Hammer time at IGGS
IT'S not only Ash Barty who is flying the flag for Ipswich on the world sporting stage, with a former Ipswich Girls' Grammar student dropping in to inspire the next generation while training for her next big event.
Rochelle Vidler finished school last year and has spent most of this year in training for her chosen event, the hammer.
Vidler competed for Australia at the Youth Olympic Games in Buenos Aires, and was joined by triple Olympian, shooter Dina Aspandiyarov to present the school with an Olympic flag.
The Ipswich born and bred 18-year-old has been doing athletics for more than a decade and is preparing for the Under 20 World Athletic Championships in Nairobi, Kenya next month.

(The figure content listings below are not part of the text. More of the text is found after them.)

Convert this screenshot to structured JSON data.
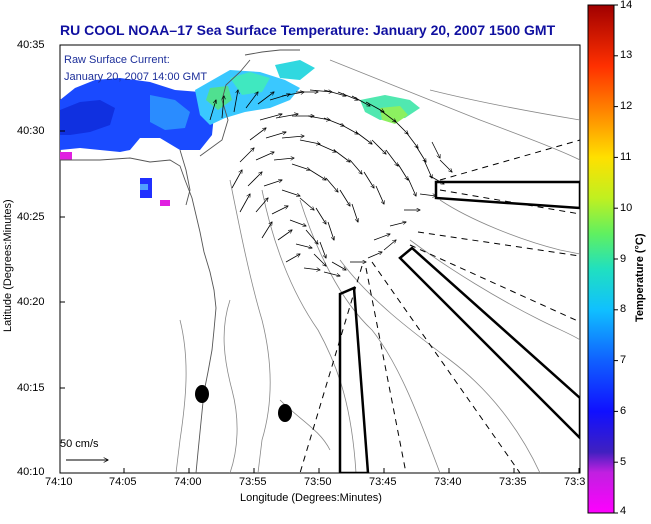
{
  "title": "RU COOL  NOAA–17  Sea Surface Temperature:  January 20, 2007 1500 GMT",
  "current_label_line1": "Raw Surface Current:",
  "current_label_line2": "January 20, 2007 14:00 GMT",
  "scale_label": "50 cm/s",
  "x_axis_label": "Longitude (Degrees:Minutes)",
  "y_axis_label": "Latitude (Degrees:Minutes)",
  "x_ticks": [
    "74:10",
    "74:05",
    "74:00",
    "73:55",
    "73:50",
    "73:45",
    "73:40",
    "73:35",
    "73:3"
  ],
  "y_ticks": [
    "40:35",
    "40:30",
    "40:25",
    "40:20",
    "40:15",
    "40:10"
  ],
  "colorbar": {
    "label": "Temperature (°C)",
    "ticks": [
      "14",
      "13",
      "12",
      "11",
      "10",
      "9",
      "8",
      "7",
      "6",
      "5",
      "4"
    ],
    "min": 4,
    "max": 14
  },
  "colors": {
    "title": "#1010a0",
    "annotation": "#1d2f9a"
  }
}
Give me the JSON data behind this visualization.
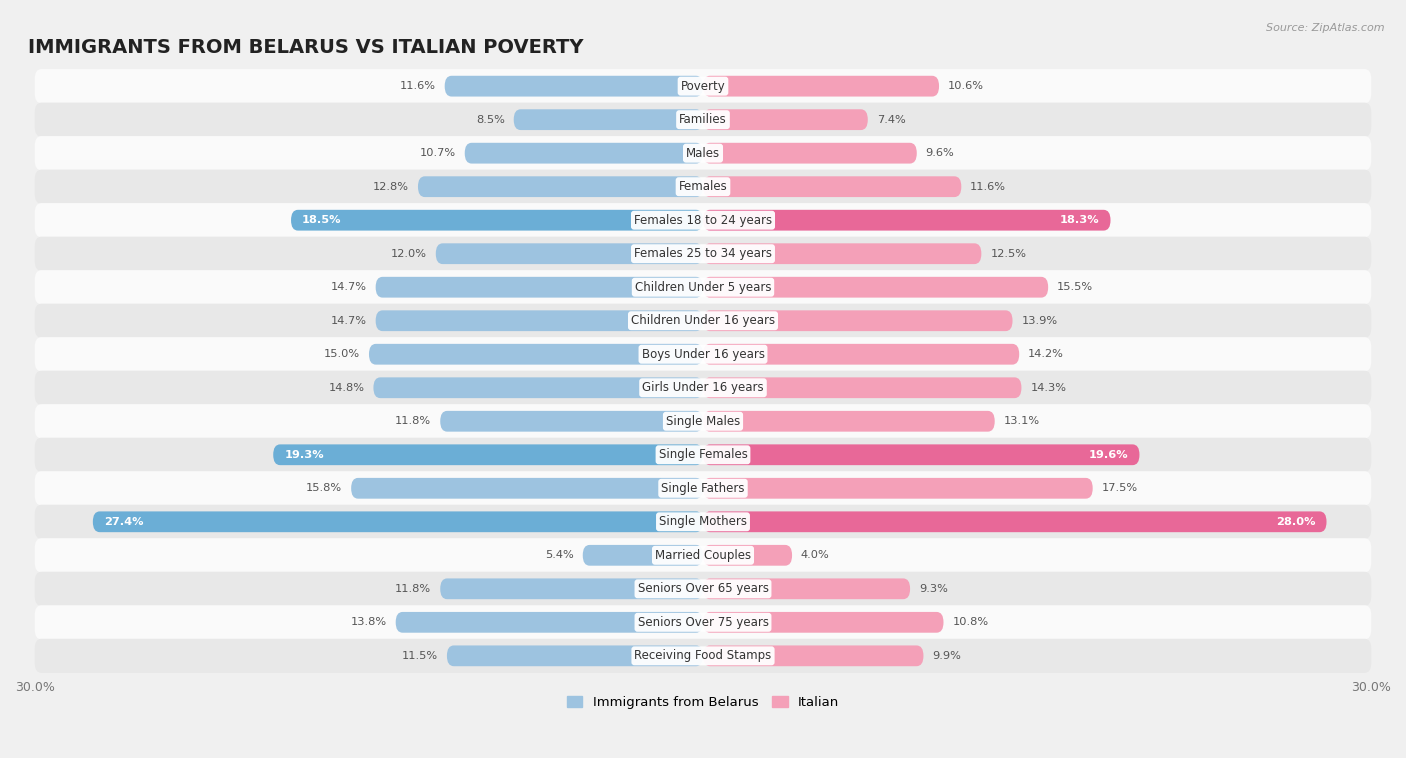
{
  "title": "IMMIGRANTS FROM BELARUS VS ITALIAN POVERTY",
  "source": "Source: ZipAtlas.com",
  "categories": [
    "Poverty",
    "Families",
    "Males",
    "Females",
    "Females 18 to 24 years",
    "Females 25 to 34 years",
    "Children Under 5 years",
    "Children Under 16 years",
    "Boys Under 16 years",
    "Girls Under 16 years",
    "Single Males",
    "Single Females",
    "Single Fathers",
    "Single Mothers",
    "Married Couples",
    "Seniors Over 65 years",
    "Seniors Over 75 years",
    "Receiving Food Stamps"
  ],
  "belarus_values": [
    11.6,
    8.5,
    10.7,
    12.8,
    18.5,
    12.0,
    14.7,
    14.7,
    15.0,
    14.8,
    11.8,
    19.3,
    15.8,
    27.4,
    5.4,
    11.8,
    13.8,
    11.5
  ],
  "italian_values": [
    10.6,
    7.4,
    9.6,
    11.6,
    18.3,
    12.5,
    15.5,
    13.9,
    14.2,
    14.3,
    13.1,
    19.6,
    17.5,
    28.0,
    4.0,
    9.3,
    10.8,
    9.9
  ],
  "belarus_color": "#9dc3e0",
  "italian_color": "#f4a0b8",
  "belarus_highlight_color": "#6baed6",
  "italian_highlight_color": "#e86898",
  "highlight_rows": [
    4,
    11,
    13
  ],
  "xlim": 30.0,
  "background_color": "#f0f0f0",
  "row_bg_light": "#fafafa",
  "row_bg_dark": "#e8e8e8",
  "bar_height": 0.62,
  "legend_belarus": "Immigrants from Belarus",
  "legend_italian": "Italian",
  "title_fontsize": 14,
  "label_fontsize": 8.5,
  "value_fontsize": 8.2
}
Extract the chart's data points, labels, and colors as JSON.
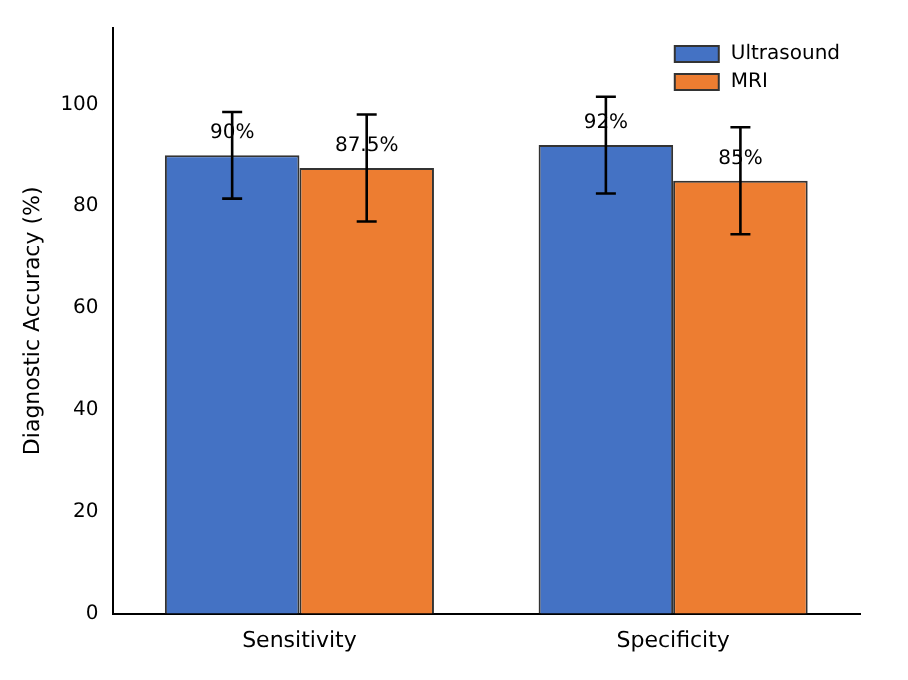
{
  "chart_data": {
    "type": "bar",
    "ylabel": "Diagnostic Accuracy (%)",
    "categories": [
      "Sensitivity",
      "Specificity"
    ],
    "series": [
      {
        "name": "Ultrasound",
        "color": "#4472c4",
        "values": [
          90,
          92
        ],
        "errors": [
          8.5,
          9.5
        ],
        "value_labels": [
          "90%",
          "92%"
        ]
      },
      {
        "name": "MRI",
        "color": "#ed7d31",
        "values": [
          87.5,
          85
        ],
        "errors": [
          10.5,
          10.5
        ],
        "value_labels": [
          "87.5%",
          "85%"
        ]
      }
    ],
    "ylim": [
      0,
      115
    ],
    "yticks": [
      0,
      20,
      40,
      60,
      80,
      100
    ],
    "grid": false,
    "legend": "top right"
  }
}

"Right now I'm focussing on that event, then hopefully the 2024 Olympic games in Los Angeles,” Vidler said.
"When I left school I didn't really have any idea what I was doing but know that I wanted to focus on my sport.
"Training for hammer means I'm in the gym about four days a week, and I still enjoy it.”
While the hammer doesn't get the attention other sports do, it remains one of the oldest events on the athletic program, with roots dating back to the 15th Century, it has been part of the Olympics since the Paris games in 1900.
Vidler knows that it is a sport that can take years to train for, but comes down to less than 10 seconds of performance.
"It can be stressful knowing that all that training comes down to just six seconds or so on the field, but I try to keep calm, rely on my training and realising that I know I can do it,” she said.
"I started athletics when I was about seven, went to national championships when I was 10, so it's been part of my life for a long time.
"It was really good and a bit weird going back to Ipswich Girls' Grammar School.
"It was so nice to see everyone, including the teachers.
"My advice to students who are leaving school this year is just to try to focus on what you want.
"Find what it is you are passionate about and just go for it.”
Vidler is also putting her support behind the Queensland bid for the 2032 Olympics.
"Having the games here would mean so much to me as an athlete. It would mean all my family could see me represent my country, and it would be so good for Queensland. As an athlete, having the support of your family is such a boost to your confidence,” Vidler said.